Dee looked around. “Shit, of course it would be some creepy empty theater. I feel like there’s ghosts in all those seats, watchin’ us.”
Marks turned and set the Queen on the edge of the stage. “So I guess we still have to figure out what our next move is.”
Dee nodded, setting the King next to the Queen with careful attention, an almost gentle movement of her hand. She stared at the pair. “So, where do we go?”
Marks looked back at the doors. “Jellyfish. Exit. Fly. One of these things is not like the others.”
“Maybe on purpose,” Dee said. “What about backstage?”
Marks blinked, then turned to look at the stage again. A tattered red curtain hung along the back, and there were, of course, left and right exits that led behind it. “Well, shit,” he said. “Let’s take a look.”
They walked to the side of the stage and found a set of sagging old plywood steps that creaked and groaned under them as they climbed them. The grinding, snapping noise of the Collapse was louder, Marks, thought, and the constant vibration under his feet was palpable even when he wasn’t concentrating on it. Whether it was an illusion or not, whether it was designed to instill panic in them and keep them moving or if it was the real end of everything that was and had been their world, it was becoming too loud to ignore.
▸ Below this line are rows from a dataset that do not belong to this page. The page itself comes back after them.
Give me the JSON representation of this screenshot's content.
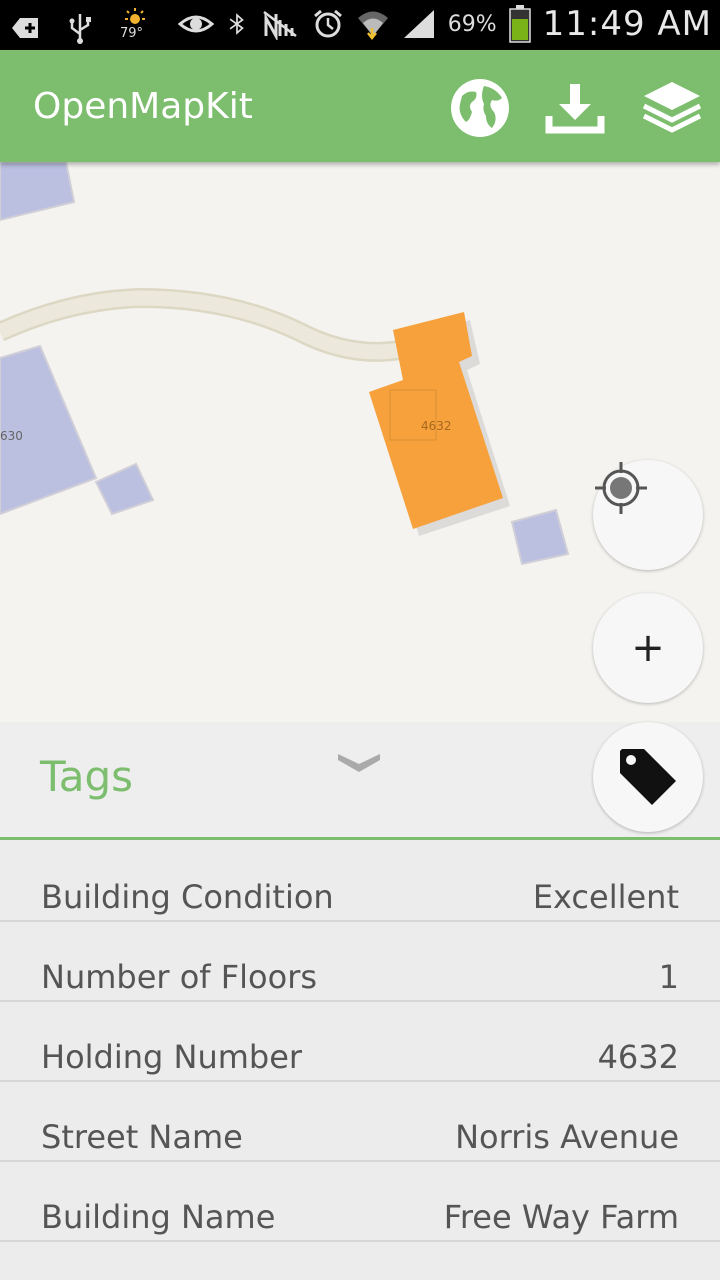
{
  "status_bar": {
    "temperature": "79°",
    "battery_percent": "69%",
    "time": "11:49 AM",
    "icons": [
      "add-notification-icon",
      "usb-icon",
      "weather-sun-icon",
      "eye-icon",
      "bluetooth-icon",
      "no-signal-icon",
      "alarm-icon",
      "wifi-icon",
      "cell-signal-icon",
      "battery-icon"
    ]
  },
  "app_bar": {
    "title": "OpenMapKit",
    "actions": [
      "globe-icon",
      "download-icon",
      "layers-icon"
    ]
  },
  "map": {
    "labels": {
      "left_building": "630",
      "selected_building": "4632"
    },
    "colors": {
      "background": "#f5f3ef",
      "building": "#bbbfe0",
      "selected": "#f6a13c",
      "road": "#ece8dc"
    }
  },
  "tags": {
    "title": "Tags",
    "accent": "#7cbd6e",
    "rows": [
      {
        "key": "Building Condition",
        "value": "Excellent"
      },
      {
        "key": "Number of Floors",
        "value": "1"
      },
      {
        "key": "Holding Number",
        "value": "4632"
      },
      {
        "key": "Street Name",
        "value": "Norris Avenue"
      },
      {
        "key": "Building Name",
        "value": "Free Way Farm"
      }
    ]
  },
  "fabs": {
    "zoom_in_label": "+"
  }
}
On stage they kicked up huge new clouds of dust, walking directly to the right side of the stage and ducking behind the curtain. To their disappointment, however, all they found was a blank wall, with just a narrow channel between the curtain and the wall to walk down to the other side. When they emerged back onto the stage, Marks mused on the essentially dramatic nature of the Black House: It was all sets, all props, all bullshit. It had taken pieces of their subconscious and fashioned them into a place that seemed real but was all just fakery.
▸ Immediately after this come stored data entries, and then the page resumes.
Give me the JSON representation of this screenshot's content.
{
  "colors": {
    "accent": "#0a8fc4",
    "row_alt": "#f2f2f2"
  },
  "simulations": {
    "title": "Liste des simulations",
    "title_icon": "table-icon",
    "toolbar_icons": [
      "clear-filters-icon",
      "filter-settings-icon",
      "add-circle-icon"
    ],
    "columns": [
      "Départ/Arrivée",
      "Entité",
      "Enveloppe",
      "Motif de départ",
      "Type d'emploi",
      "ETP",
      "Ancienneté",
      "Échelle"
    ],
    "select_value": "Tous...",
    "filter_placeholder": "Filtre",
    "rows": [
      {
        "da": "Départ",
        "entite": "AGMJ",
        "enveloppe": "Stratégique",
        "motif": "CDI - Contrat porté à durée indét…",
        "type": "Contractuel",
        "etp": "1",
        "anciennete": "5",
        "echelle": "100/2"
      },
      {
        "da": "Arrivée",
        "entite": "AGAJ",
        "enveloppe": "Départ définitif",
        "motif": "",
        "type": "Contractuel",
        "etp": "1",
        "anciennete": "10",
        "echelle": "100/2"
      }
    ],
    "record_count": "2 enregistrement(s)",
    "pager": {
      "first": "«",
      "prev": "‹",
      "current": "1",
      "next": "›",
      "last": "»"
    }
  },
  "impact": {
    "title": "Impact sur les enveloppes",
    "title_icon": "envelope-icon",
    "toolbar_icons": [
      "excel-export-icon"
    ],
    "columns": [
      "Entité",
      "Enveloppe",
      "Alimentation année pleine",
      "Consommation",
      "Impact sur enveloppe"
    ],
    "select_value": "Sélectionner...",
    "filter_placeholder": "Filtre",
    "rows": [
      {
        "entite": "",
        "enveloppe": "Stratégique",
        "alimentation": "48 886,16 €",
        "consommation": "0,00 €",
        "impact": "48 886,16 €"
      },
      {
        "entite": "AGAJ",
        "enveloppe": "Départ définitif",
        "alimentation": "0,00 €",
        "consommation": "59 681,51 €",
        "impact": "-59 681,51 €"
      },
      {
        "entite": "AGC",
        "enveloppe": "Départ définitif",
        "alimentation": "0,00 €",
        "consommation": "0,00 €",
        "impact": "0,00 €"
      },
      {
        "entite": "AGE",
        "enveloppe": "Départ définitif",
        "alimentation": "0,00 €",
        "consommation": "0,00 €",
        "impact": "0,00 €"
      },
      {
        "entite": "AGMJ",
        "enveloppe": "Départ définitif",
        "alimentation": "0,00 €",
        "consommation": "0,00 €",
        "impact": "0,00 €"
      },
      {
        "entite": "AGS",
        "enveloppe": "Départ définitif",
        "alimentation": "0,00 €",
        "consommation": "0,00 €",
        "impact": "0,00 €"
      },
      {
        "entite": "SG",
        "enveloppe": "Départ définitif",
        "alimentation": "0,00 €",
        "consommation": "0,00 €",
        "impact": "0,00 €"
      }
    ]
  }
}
They wandered over to the instruments, covered in a thick line of dust. Dee reached out and touched one of the violins, and a string snapped with a loud snap. She snatched her hand away and thrust it into her mouth, stepping back with a grunt.
Marks didn’t try to touch anything, but he walked over to the music stands and leaned in to examine the sheet music. He paused, then leaned closer and blew the layer of dust off, squinting. He stared at the music for a long time; it was actually not musical notation. It was something called tablature, and he was suddenly aware that he understood this because he once played guitar, as a hobby. Tablature was a simplified system of notation, and he could read it perfectly well.
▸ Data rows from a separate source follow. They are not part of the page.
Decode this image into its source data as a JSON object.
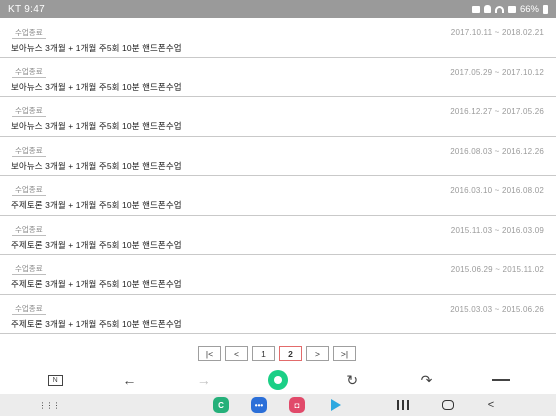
{
  "status_bar": {
    "time_carrier": "KT 9:47",
    "battery_label": "66%"
  },
  "class_history": [
    {
      "tag": "수업종료",
      "period": "2017.10.11 ~ 2018.02.21",
      "title": "보아뉴스 3개월 + 1개월 주5회 10분 핸드폰수업"
    },
    {
      "tag": "수업종료",
      "period": "2017.05.29 ~ 2017.10.12",
      "title": "보아뉴스 3개월 + 1개월 주5회 10분 핸드폰수업"
    },
    {
      "tag": "수업종료",
      "period": "2016.12.27 ~ 2017.05.26",
      "title": "보아뉴스 3개월 + 1개월 주5회 10분 핸드폰수업"
    },
    {
      "tag": "수업종료",
      "period": "2016.08.03 ~ 2016.12.26",
      "title": "보아뉴스 3개월 + 1개월 주5회 10분 핸드폰수업"
    },
    {
      "tag": "수업종료",
      "period": "2016.03.10 ~ 2016.08.02",
      "title": "주제토론 3개월 + 1개월 주5회 10분 핸드폰수업"
    },
    {
      "tag": "수업종료",
      "period": "2015.11.03 ~ 2016.03.09",
      "title": "주제토론 3개월 + 1개월 주5회 10분 핸드폰수업"
    },
    {
      "tag": "수업종료",
      "period": "2015.06.29 ~ 2015.11.02",
      "title": "주제토론 3개월 + 1개월 주5회 10분 핸드폰수업"
    },
    {
      "tag": "수업종료",
      "period": "2015.03.03 ~ 2015.06.26",
      "title": "주제토론 3개월 + 1개월 주5회 10분 핸드폰수업"
    }
  ],
  "pagination": {
    "first": "|<",
    "prev": "<",
    "pages": [
      "1",
      "2"
    ],
    "current_page": "2",
    "next": ">",
    "last": ">|"
  },
  "browser_toolbar": {
    "tabs_label": "N",
    "back": "←",
    "forward": "→",
    "reload": "↻",
    "share": "↷"
  },
  "nav_bar": {
    "apps_grid": "⋮⋮⋮",
    "back": "<"
  },
  "colors": {
    "status_bar": "#9a9a9a",
    "active_page_border": "#e26b6b",
    "accent_green": "#1bcf86",
    "row_divider": "#c9c9c9"
  }
}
After a moment he straightened up, and studied the hall around them.
“Come on,” he said. “I know which way to go.”
He leaned forward and slid the first sheet from the nearest stand and held it in his hand, studying it.
Dee frowned. “What door? How do you know?”
He continued to stare at the music for a few moments, and when he turned to look at her, she was startled to see his eyes shining with sudden tears.
“The Exit,” he said with a horrible, warped smile. “Of course. So obvious you doubt yourself.”
“How do you know?” she repeated.
He shrugged, gesturing at the sheet music and turning towards the steps. “Because I know this song.”